The water in the Pacific Ocean is cold, but that doesn’t stop people who love the ocean from dipping their toes in the water. Brave people who don’t mind the cold water often swim from the beach. If you want to try and brave the icy water, bring shoes that accommodate rocky beaches and pebbled sand, and remember that you are swimming in a part of the ocean that might be rough at times. Since there are no lifeguards on duty at the park, swim with other people around and only if you are an excellent swimmer.
Some of the most photographed birds pass through the park, making French Beach an excellent place to birdwatch. Although the birds that inhabit the area are not rare, people still love to see the few species that call the French Beach vicinity their home. The regal and majestic bald eagle often frequents the beaches, and visitors can hear their distinct high-pitched whistle or chip overhead, indicating that a bald eagle is nearby. Birdwatchers may also see osprey and other shorebirds if they wait patiently along the beach.
All guests staying at French Beach Provincial Park should come prepared to see wildlife. Bring your cameras, binoculars, and watch for photographic moments from your campsite or the beach. French Beach is known for its spectacular whale watching during the gray whale migration season. The opportunity to see whales increases during the spring and the fall. In addition to gray whales, species like killer whales, sea lions, seals, and otters inhabit the waters just off the park’s shoreline. Inside of the park, animals like black bears, cougars, minks, and raccoons pass through, so whether you are resting near your camper or walking in the sand, your chances of seeing an animal are probable.

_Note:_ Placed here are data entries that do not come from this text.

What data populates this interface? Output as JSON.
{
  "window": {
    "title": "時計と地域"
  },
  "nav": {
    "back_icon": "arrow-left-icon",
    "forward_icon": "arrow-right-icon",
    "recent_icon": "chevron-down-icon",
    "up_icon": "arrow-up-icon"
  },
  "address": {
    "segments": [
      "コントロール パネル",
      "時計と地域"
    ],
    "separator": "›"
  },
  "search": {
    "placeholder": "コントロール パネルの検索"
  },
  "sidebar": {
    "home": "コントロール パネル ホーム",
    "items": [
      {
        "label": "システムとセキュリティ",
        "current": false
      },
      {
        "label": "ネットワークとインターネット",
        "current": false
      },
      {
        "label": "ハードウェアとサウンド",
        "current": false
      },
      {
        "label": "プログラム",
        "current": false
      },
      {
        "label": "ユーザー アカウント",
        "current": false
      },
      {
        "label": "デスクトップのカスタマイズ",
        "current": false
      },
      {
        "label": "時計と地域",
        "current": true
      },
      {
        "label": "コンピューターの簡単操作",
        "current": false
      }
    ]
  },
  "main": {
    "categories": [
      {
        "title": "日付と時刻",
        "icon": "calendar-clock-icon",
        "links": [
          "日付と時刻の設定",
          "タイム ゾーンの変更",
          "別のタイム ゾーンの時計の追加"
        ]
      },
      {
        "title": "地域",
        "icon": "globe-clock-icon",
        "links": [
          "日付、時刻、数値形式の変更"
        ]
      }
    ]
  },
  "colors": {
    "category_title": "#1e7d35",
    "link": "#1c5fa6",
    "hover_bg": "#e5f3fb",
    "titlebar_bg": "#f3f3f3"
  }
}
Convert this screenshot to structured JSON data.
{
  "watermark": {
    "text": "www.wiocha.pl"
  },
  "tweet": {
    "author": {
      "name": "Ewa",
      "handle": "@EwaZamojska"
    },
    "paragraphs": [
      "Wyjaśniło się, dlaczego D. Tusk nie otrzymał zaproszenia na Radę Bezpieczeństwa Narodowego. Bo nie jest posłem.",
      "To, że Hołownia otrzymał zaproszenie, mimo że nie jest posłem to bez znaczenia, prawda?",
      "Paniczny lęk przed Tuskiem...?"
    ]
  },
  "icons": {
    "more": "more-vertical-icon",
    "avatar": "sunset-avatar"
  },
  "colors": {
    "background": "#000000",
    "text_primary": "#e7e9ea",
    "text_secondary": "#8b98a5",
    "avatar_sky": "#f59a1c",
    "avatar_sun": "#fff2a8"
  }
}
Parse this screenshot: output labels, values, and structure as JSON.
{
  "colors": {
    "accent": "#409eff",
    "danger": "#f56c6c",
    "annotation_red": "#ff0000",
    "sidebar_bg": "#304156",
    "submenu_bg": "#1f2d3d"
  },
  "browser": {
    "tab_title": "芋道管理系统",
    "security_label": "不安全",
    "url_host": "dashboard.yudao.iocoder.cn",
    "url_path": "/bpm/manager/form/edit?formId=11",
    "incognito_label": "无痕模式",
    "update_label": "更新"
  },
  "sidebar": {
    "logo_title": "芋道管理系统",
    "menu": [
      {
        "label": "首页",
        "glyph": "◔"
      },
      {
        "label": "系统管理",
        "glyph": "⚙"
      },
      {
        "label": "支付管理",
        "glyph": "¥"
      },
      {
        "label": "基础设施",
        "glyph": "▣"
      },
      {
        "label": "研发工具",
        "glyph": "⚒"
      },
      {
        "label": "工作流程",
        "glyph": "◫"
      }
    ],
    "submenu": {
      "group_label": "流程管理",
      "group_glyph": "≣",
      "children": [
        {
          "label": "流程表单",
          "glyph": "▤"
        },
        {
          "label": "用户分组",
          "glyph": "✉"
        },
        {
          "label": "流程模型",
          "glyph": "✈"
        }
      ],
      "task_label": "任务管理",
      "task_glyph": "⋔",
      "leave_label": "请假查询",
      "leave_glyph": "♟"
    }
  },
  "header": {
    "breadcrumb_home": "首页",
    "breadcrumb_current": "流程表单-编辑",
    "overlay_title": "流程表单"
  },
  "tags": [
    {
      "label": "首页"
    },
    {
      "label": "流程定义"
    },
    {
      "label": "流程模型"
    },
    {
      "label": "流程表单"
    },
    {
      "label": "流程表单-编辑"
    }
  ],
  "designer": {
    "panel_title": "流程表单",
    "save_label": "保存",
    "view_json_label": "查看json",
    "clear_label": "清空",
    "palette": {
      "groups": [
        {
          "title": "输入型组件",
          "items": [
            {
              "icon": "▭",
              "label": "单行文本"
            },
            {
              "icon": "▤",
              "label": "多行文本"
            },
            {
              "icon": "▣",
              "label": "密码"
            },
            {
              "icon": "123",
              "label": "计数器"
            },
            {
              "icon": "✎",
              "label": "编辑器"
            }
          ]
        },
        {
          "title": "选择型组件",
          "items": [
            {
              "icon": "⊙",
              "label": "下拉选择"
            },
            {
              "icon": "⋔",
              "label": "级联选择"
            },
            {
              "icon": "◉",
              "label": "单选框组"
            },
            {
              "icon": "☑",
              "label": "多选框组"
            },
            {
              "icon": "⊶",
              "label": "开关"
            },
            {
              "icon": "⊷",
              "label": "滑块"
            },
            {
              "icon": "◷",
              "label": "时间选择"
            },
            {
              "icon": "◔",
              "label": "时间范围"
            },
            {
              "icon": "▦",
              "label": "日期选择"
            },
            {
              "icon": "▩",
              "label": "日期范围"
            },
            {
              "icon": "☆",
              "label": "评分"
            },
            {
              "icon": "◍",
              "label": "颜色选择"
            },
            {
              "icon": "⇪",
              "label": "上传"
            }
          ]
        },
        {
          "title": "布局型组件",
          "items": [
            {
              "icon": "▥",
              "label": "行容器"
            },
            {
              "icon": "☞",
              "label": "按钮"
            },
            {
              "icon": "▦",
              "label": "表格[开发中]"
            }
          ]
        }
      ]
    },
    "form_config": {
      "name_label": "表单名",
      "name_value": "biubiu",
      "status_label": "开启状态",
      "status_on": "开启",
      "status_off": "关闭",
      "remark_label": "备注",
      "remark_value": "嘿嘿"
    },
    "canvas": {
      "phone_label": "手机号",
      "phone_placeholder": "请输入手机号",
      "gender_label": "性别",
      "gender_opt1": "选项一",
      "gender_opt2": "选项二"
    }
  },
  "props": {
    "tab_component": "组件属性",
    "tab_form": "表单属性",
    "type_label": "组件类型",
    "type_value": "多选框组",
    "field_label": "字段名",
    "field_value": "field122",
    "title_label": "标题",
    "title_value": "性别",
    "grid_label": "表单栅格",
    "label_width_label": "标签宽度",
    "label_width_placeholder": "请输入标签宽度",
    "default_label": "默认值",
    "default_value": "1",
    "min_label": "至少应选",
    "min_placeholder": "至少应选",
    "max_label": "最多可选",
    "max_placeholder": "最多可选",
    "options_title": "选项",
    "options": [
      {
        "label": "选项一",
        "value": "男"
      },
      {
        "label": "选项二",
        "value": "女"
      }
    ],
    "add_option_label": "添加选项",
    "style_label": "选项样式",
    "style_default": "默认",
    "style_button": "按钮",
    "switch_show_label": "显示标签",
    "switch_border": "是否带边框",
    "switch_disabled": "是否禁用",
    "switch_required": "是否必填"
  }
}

Because French Beach Provincial Park is open year-round, the opportunity to explore the park during the winter is there for people who like exploring during the coldest time of the year. Most people traverse the park’s roads or trails on either snowshoe or cross country skis, but be aware that the trails are not groomed. Remember if you visit during the winter, restrooms and other facilities that use water are closed, and there are no services or park staff available during the winter.